The good news for finance types: Those who work at accounting firms should see above-average salary increases of about 4.6 percent. Other industries likely to offer bigger-than-average raises include energy and construction/engineering, both with 4.5 percent base pay increases.
But on average, base salary increases for salaried exempt employees are expected to increase to just 3.8 percent in 2009, up slightly from the 3.7 percent average pay raise given this year and in 2007.
Executive employees are projected to receive increases of 3.9 percent, compared with 3.7 percent for salaried nonexempt and nonunion hourly employees and just 3.3 percent for union employees.
Variable pay bonuses—or performance-related awards that must be earned each year—are projected to dip slightly, to 10.6 percent in 2009, down from 10.8 percent this year and 11.8 percent in 2007.
“While the relatively flat projected salary increase may not seem positive, the news is actually promising,” said Ken Abosch, leader of Hewitt’s North American compensation consulting business. “With the current economic climate, we would anticipate seeing lower base pay raises, smaller variable pay awards and more companies freezing wages.
Our findings indicate that companies are making small corrections, but they aren’t panicking—they’re staying the course and remaining relatively stable compared to prior economic downturns.”

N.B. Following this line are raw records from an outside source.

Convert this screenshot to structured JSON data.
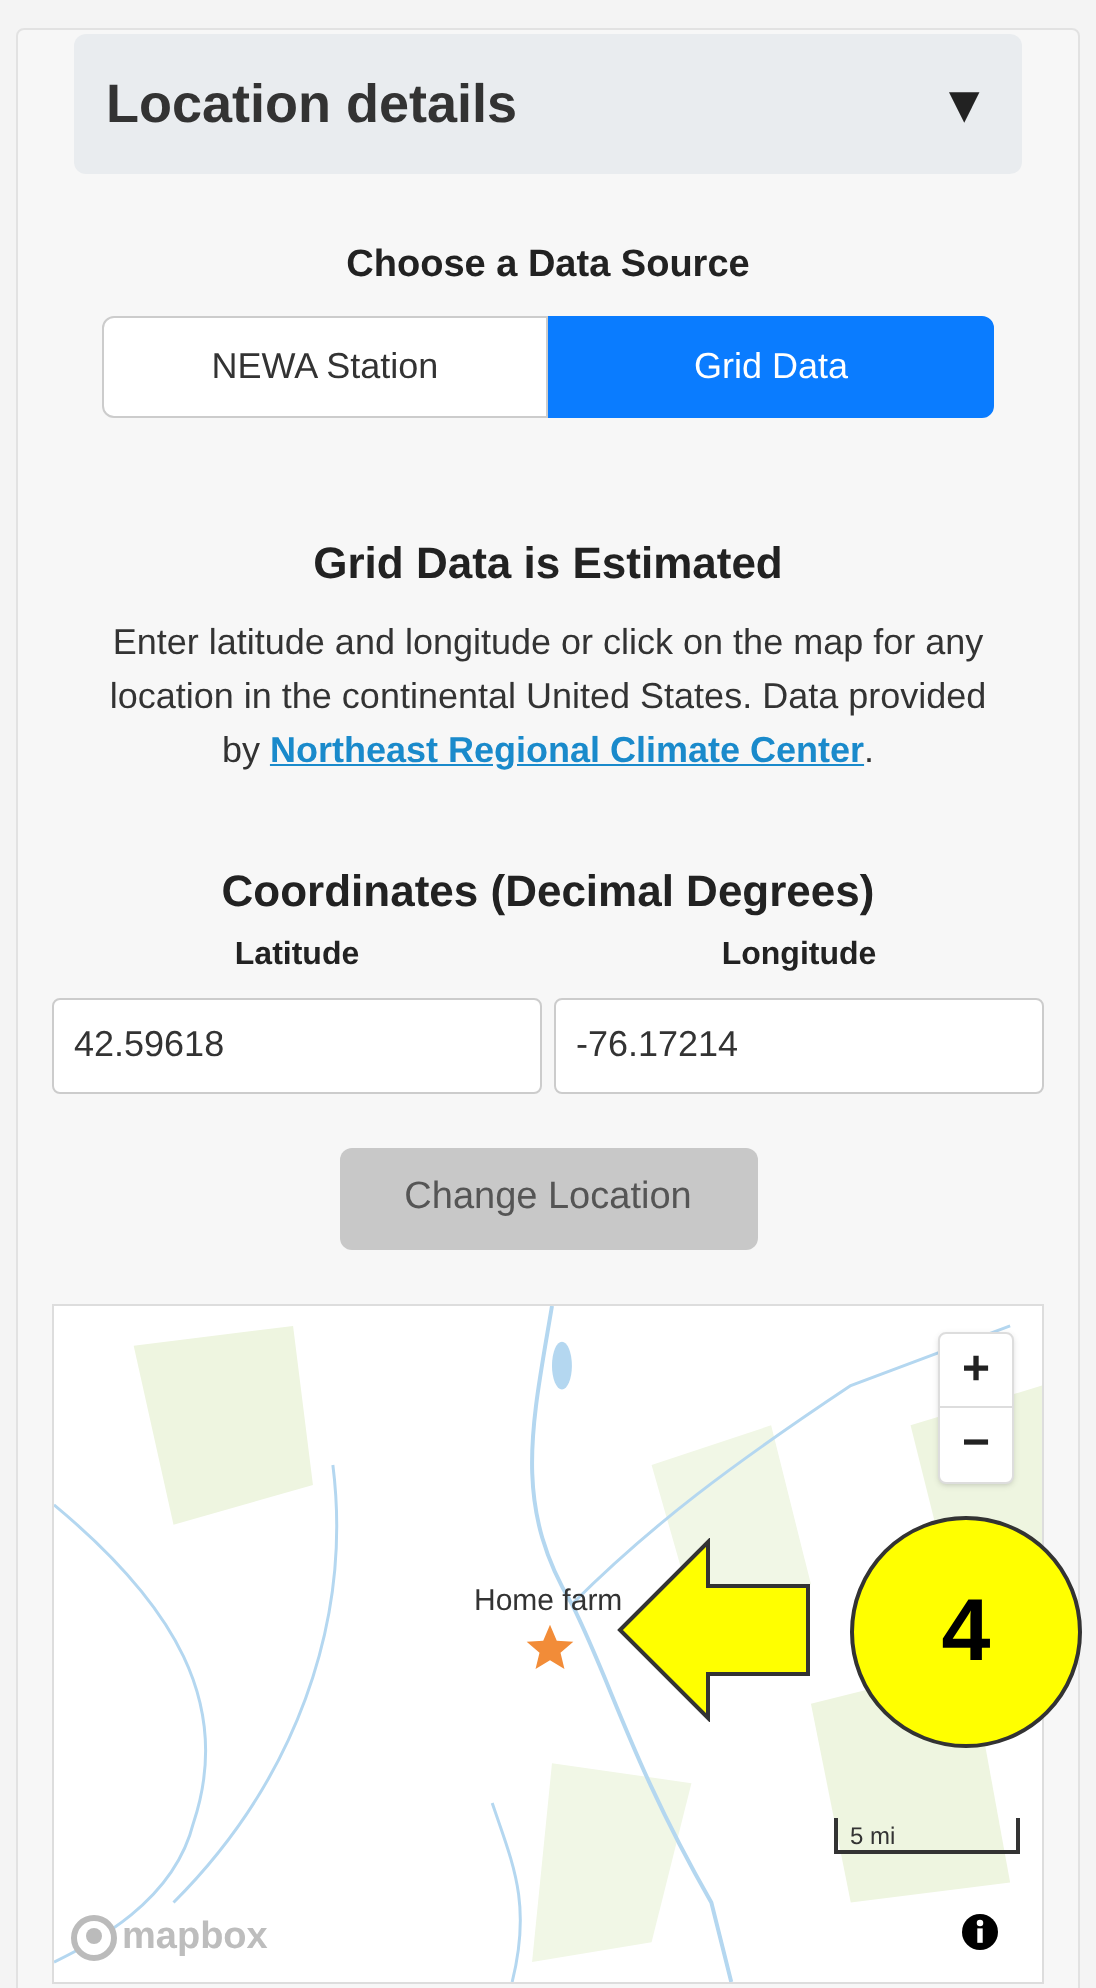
{
  "header": {
    "title": "Location details",
    "toggle_icon": "▼",
    "expanded": true
  },
  "data_source": {
    "heading": "Choose a Data Source",
    "options": [
      {
        "label": "NEWA Station",
        "selected": false
      },
      {
        "label": "Grid Data",
        "selected": true
      }
    ]
  },
  "notice": {
    "heading": "Grid Data is Estimated",
    "text": "Enter latitude and longitude or click on the map for any location in the continental United States. Data provided by ",
    "link": "Northeast Regional Climate Center",
    "after": "."
  },
  "coordinates": {
    "heading": "Coordinates (Decimal Degrees)",
    "fields": [
      {
        "label": "Latitude",
        "value": "42.59618"
      },
      {
        "label": "Longitude",
        "value": "-76.17214"
      }
    ]
  },
  "change_button": {
    "label": "Change Location",
    "disabled": true
  },
  "map": {
    "kind": "picture",
    "zoom_in": "+",
    "zoom_out": "−",
    "marker_label": "Home farm",
    "scale": "5 mi",
    "logo": "mapbox"
  },
  "callout": {
    "number": "4"
  }
}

Hewitt found that more companies are moving to variable pay programs that include signing bonuses, business-initiative bonuses, special recognition awards and individual performance awards. These programs are seen as a way to motivate employees and recruit and retain top talent.
About 90 percent of the 1,073 large organizations Hewitt surveyed had adopted at least one type of broad-based variable pay plan.
Abosch sees the use of variable pay programs as a good sign for the future.
“Flat variable pay projections for 2009 actually indicate that organizations see a brighter economic picture ahead, which should be encouraging for workers,” he said.